Robotics captain turns his talents to hospital labs

PURPOSE%3A+Seiji+Shaw+worked+at+two+hospitals%2C+including+Cedars-Sinai+Medical+Center.

Ezra Fax

PURPOSE: Seiji Shaw worked at two hospitals, including Cedars-Sinai Medical Center.

By Clara Sandler, Sports Editor

Senior Seiji Shaw is known around school as the robotics superstar, and he spent his summer also pursuing work in the field of science – working with computers at San Francisco General Hospital and in the Cardiology lab at Cedars-Sinai.

“I’m taking my robotics skills and placing them somewhere else,” said Seiji, who enrolled in Shalhevet last year after his family moved south from the Bay Area. “I developed a lot of skills at robotics that I used for robots, but now I’m using them for a greater purpose.”

Seiji started the Firehawk Robotics team last year, and it placed 16th in its very first competition in March.

Over the summer, he worked in San Francisco for two weeks, and at Cedars-Sinai for a month.

In San Francisco, Seiji worked in the tuberculosis clinic, where he started out creating a system for organizing gift cards for donors. The system was so successful that it ultimately was used to organize medicines, according to his supervisor at SF General, clinical epidemiologist Laura Romo.

“I was really pleased because he came with a plan,” said Ms. Romo. “I was really impressed with his work ethic and his enthusiasm and obviously with the success that he had with helping us out with the inventory system.”

The clinic has an incentive system for attracting patients who need treatment with thousands of dollars in gift cards. Each box of gift cards contained $5,000 worth of cards and there was no way to keep track of the gift cards in the box.

That’s where Seiji came in–he created a system to store and track those cards to where they were given out, who they were given to AND what time of day, and to provide a history for theses incentives so that the clinic could prove that everything was given out.

It worked so well that it became a system for the medicines in the hospital too. Seiji created it along with another student, Alex Lara-Agraz, of Brentwood, Northern California. Alex is the son of one of Seiji’s mom’s former colleagues.

“Right now the meds system works,” Seiji said. “We might need some more changes for the gift card system, but we’ll find a way to do that some time.”

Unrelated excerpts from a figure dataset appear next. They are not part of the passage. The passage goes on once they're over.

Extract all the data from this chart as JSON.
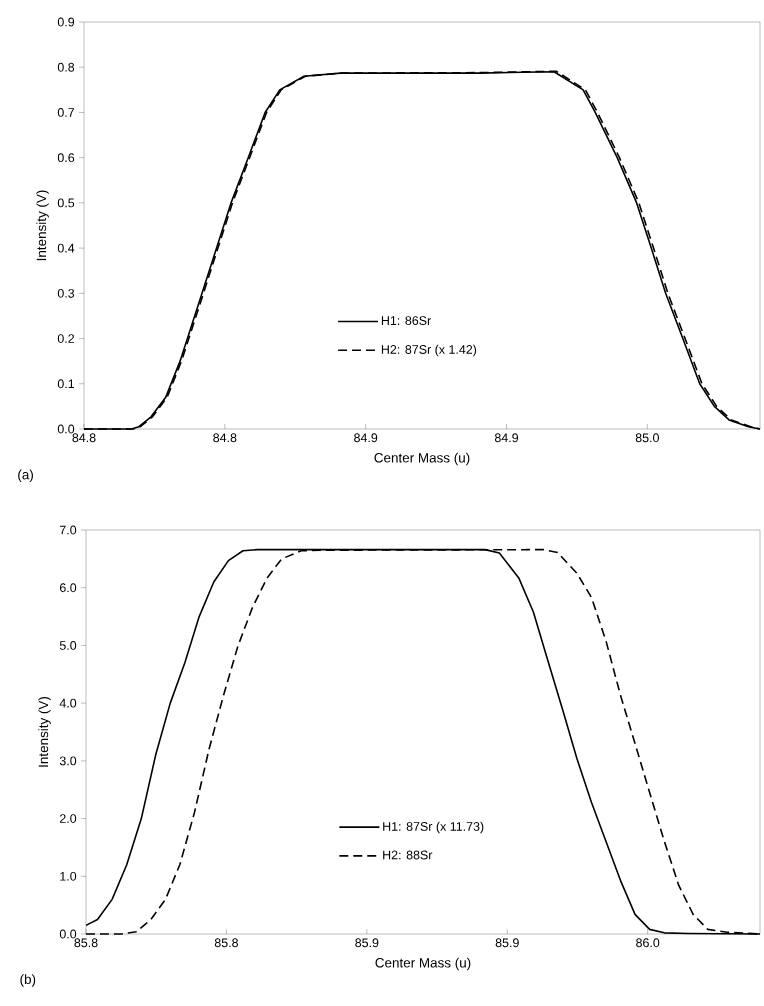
{
  "chart_data": [
    {
      "type": "line",
      "xlabel": "Center Mass (u)",
      "ylabel": "Intensity (V)",
      "annotations": [
        "(a)"
      ],
      "legend": "bottom",
      "xlim": [
        84.76,
        85.0
      ],
      "ylim": [
        0,
        0.9
      ],
      "xticks": [
        {
          "value": 84.76,
          "label": "84.8"
        },
        {
          "value": 84.81,
          "label": "84.8"
        },
        {
          "value": 84.86,
          "label": "84.9"
        },
        {
          "value": 84.91,
          "label": "84.9"
        },
        {
          "value": 84.96,
          "label": "85.0"
        }
      ],
      "yticks": [
        {
          "value": 0,
          "label": "0.0"
        },
        {
          "value": 0.1,
          "label": "0.1"
        },
        {
          "value": 0.2,
          "label": "0.2"
        },
        {
          "value": 0.3,
          "label": "0.3"
        },
        {
          "value": 0.4,
          "label": "0.4"
        },
        {
          "value": 0.5,
          "label": "0.5"
        },
        {
          "value": 0.6,
          "label": "0.6"
        },
        {
          "value": 0.7,
          "label": "0.7"
        },
        {
          "value": 0.8,
          "label": "0.8"
        },
        {
          "value": 0.9,
          "label": "0.9"
        }
      ],
      "series": [
        {
          "name": "H1: 86Sr",
          "color": "#000000",
          "line_style": "solid",
          "x": [
            84.76,
            84.7769,
            84.7795,
            84.7838,
            84.789,
            84.7941,
            84.8019,
            84.8122,
            84.8183,
            84.8243,
            84.8295,
            84.8381,
            84.851,
            84.9,
            84.9269,
            84.9372,
            84.9415,
            84.9493,
            84.9562,
            84.9614,
            84.9665,
            84.9726,
            84.9786,
            84.9838,
            84.989,
            84.9959,
            85.0
          ],
          "values": [
            0,
            0,
            0.005,
            0.027,
            0.07,
            0.15,
            0.3,
            0.5,
            0.6,
            0.7,
            0.75,
            0.78,
            0.787,
            0.787,
            0.79,
            0.75,
            0.7,
            0.6,
            0.5,
            0.4,
            0.3,
            0.2,
            0.1,
            0.05,
            0.02,
            0.005,
            0
          ]
        },
        {
          "name": "H2: 87Sr (x 1.42)",
          "color": "#000000",
          "line_style": "dashed",
          "x": [
            84.76,
            84.7774,
            84.78,
            84.7843,
            84.7895,
            84.7946,
            84.8024,
            84.8127,
            84.8188,
            84.8248,
            84.83,
            84.8386,
            84.8515,
            84.9,
            84.9277,
            84.938,
            84.9423,
            84.9501,
            84.957,
            84.9622,
            84.9673,
            84.9734,
            84.9794,
            84.9846,
            84.9898,
            84.9967,
            85.0
          ],
          "values": [
            0,
            0,
            0.005,
            0.027,
            0.07,
            0.15,
            0.3,
            0.5,
            0.6,
            0.7,
            0.75,
            0.78,
            0.787,
            0.788,
            0.791,
            0.75,
            0.7,
            0.6,
            0.5,
            0.4,
            0.3,
            0.2,
            0.1,
            0.05,
            0.02,
            0.005,
            0
          ]
        }
      ]
    },
    {
      "type": "line",
      "xlabel": "Center Mass (u)",
      "ylabel": "Intensity (V)",
      "annotations": [
        "(b)"
      ],
      "legend": "bottom",
      "xlim": [
        85.79,
        86.03
      ],
      "ylim": [
        0,
        7
      ],
      "xticks": [
        {
          "value": 85.79,
          "label": "85.8"
        },
        {
          "value": 85.84,
          "label": "85.8"
        },
        {
          "value": 85.89,
          "label": "85.9"
        },
        {
          "value": 85.94,
          "label": "85.9"
        },
        {
          "value": 85.99,
          "label": "86.0"
        }
      ],
      "yticks": [
        {
          "value": 0,
          "label": "0.0"
        },
        {
          "value": 1,
          "label": "1.0"
        },
        {
          "value": 2,
          "label": "2.0"
        },
        {
          "value": 3,
          "label": "3.0"
        },
        {
          "value": 4,
          "label": "4.0"
        },
        {
          "value": 5,
          "label": "5.0"
        },
        {
          "value": 6,
          "label": "6.0"
        },
        {
          "value": 7,
          "label": "7.0"
        }
      ],
      "series": [
        {
          "name": "H1: 87Sr (x 11.73)",
          "color": "#000000",
          "line_style": "solid",
          "x": [
            85.79,
            85.7941,
            85.7993,
            85.8045,
            85.8097,
            85.8148,
            85.82,
            85.8252,
            85.8303,
            85.8355,
            85.8407,
            85.8459,
            85.851,
            85.9321,
            85.9372,
            85.9441,
            85.9493,
            85.9545,
            85.9597,
            85.9648,
            85.97,
            85.9752,
            85.9803,
            85.9855,
            85.9907,
            85.9959,
            86.0045,
            86.03
          ],
          "values": [
            0.15,
            0.25,
            0.6,
            1.2,
            2.0,
            3.1,
            4.0,
            4.7,
            5.5,
            6.1,
            6.47,
            6.64,
            6.66,
            6.66,
            6.6,
            6.17,
            5.58,
            4.73,
            3.89,
            3.04,
            2.28,
            1.6,
            0.93,
            0.34,
            0.08,
            0.02,
            0.01,
            0
          ]
        },
        {
          "name": "H2: 88Sr",
          "color": "#000000",
          "line_style": "dashed",
          "x": [
            85.79,
            85.8028,
            85.8079,
            85.8131,
            85.8183,
            85.8234,
            85.8286,
            85.8338,
            85.839,
            85.8441,
            85.8493,
            85.8545,
            85.8597,
            85.8666,
            85.8734,
            85.9528,
            85.9579,
            85.9648,
            85.97,
            85.9752,
            85.9803,
            85.9855,
            85.9907,
            85.9959,
            86.001,
            86.0062,
            86.0114,
            86.0183,
            86.03
          ],
          "values": [
            0,
            0,
            0.04,
            0.25,
            0.6,
            1.2,
            2.1,
            3.2,
            4.14,
            4.99,
            5.66,
            6.17,
            6.5,
            6.64,
            6.65,
            6.66,
            6.61,
            6.25,
            5.83,
            5.07,
            4.14,
            3.3,
            2.45,
            1.61,
            0.85,
            0.34,
            0.08,
            0.03,
            0
          ]
        }
      ]
    }
  ]
}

He got the job at the TB clinic because his mom, formerly of the San Francisco Department of Public Health, knew about the volunteering program. They sent an email to the volunteering offices and after training and an application, Seiji was put in touch with his supervisor. He plans on going back to work at this TB clinic in the future, he said.

Seiji got his Cedars-Sinai job through his cousin who was also working in a lab. They wanted to work together.

At Cedars-Sinai, he did cellular imaging and data analysis, taking pictures of heart cells from mice and evaluating them to see if they supported a top-secret hypothesis being studied by research scientist Dr. Ying Fu.

He also created software for the hospital’s Cardiology lab. The woman who ran the clinic at Cedars-Sinai had to look at spreadsheets and calculate averages and ratios. Seiji was able to create software through Excel to automate the data analysis at Cedars.

Seiji said he was happy to the skills from robotics to “help the world.”

“My goal later in life is to develop something or do research that will help someone,” he said. “The inventory system helps the TB clinic be more organized to save lives. The lab helps solve the some of the mystery of how the heart beats coherently. I’m taking my robotics skills and placing them somewhere else.”

He also enjoyed going back to San Francisco.

“It was nice,” Seiji said. “I got to visit friends and family, and it was kind of nice to see the city again. It made me appreciate where I am in LA, and appreciate San Francisco.”